An old MacOS safety flaw has been fixed by Apple.

Icon for Safari in macOS
Apple has fixed a security vulnerability in Safari on macOS that dates back to the early days of Intel Macs. The Defcon hacking convention is taking place in Las Vegas from August 8 through August 11, and will feature talks on newly discovered security issues. Over the long weekend, Apple will be addressing an issue with Safari. The zero-day vulnerability, discovered by Oligo Security involves the IP address of 0.0.0.0. The researchers have dubbed it “0.0.0.0 day” and it exposes a vulnerability in the way browsers handle network requests.

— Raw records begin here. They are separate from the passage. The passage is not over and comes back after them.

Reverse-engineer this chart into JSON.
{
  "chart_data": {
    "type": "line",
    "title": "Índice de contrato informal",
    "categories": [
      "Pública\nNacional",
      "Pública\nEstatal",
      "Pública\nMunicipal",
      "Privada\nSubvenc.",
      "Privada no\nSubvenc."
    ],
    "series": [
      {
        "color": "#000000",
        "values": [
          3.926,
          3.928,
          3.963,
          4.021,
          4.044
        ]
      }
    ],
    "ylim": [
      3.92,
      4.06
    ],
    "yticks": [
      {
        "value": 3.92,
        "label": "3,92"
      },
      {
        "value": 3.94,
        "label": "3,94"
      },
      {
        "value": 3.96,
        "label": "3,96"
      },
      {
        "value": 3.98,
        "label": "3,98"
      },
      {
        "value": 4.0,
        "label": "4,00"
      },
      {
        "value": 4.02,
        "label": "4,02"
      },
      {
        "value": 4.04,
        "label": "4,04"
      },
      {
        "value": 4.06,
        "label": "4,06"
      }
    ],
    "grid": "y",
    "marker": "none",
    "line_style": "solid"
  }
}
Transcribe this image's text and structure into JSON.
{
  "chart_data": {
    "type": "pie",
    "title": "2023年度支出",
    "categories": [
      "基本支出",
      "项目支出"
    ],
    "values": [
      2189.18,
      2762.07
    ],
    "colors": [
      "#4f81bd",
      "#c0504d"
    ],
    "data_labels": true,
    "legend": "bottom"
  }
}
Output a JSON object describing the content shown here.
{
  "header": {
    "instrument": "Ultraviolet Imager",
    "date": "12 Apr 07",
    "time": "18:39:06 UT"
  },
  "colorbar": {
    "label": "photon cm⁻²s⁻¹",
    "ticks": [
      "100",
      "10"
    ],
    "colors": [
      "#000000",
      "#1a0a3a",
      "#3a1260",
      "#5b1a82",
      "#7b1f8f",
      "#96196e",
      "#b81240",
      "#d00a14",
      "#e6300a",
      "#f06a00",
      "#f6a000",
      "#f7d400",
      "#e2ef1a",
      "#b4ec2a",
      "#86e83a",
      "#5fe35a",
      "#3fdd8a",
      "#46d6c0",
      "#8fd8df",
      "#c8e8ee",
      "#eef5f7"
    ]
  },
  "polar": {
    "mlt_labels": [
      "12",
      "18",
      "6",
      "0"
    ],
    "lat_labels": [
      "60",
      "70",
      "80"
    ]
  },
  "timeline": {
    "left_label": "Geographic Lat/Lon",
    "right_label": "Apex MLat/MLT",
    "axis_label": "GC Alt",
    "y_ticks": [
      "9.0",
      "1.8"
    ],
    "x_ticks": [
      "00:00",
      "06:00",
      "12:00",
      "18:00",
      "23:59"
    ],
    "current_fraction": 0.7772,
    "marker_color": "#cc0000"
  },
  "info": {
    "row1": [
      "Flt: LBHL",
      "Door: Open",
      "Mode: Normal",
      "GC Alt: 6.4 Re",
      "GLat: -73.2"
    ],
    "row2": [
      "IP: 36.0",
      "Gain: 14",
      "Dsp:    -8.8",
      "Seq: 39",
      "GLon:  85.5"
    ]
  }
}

This flaw can be exploited to access sensitive local services. Researchers found that public websites could communicate with services running in a local network. The websites can execute code on the visitor’s hardware by targeting 0.0.0.0 rather than localhost/127.0.0.1. This bug has been around for years. Researchers found a 2006 report on a security problem involving IP addresses. Researchers found that the issue affects major browsers and that all companies involved have been informed in a responsible disclosure. Apple has changed WebKit for Safari to block access to the 0.0.0.0. Apple also added a check for the destination host’s IP address to block requests if the number is all zeros. This change will be implemented in Safari 18, which comes with macOS Sequoia betas. The same problem has been discovered in Mozilla Firefox and Google Chrome. In the case Firefox, a fix is in progress and Mozilla changed the Fetch specifications to block 0.0.0.0. Google is also rolling out updates that block access to 0.0.0.0. This affects both Chrome and Chromium users. On Saturday, Oligo Security will give a talk as part of AppSec village of Defcon.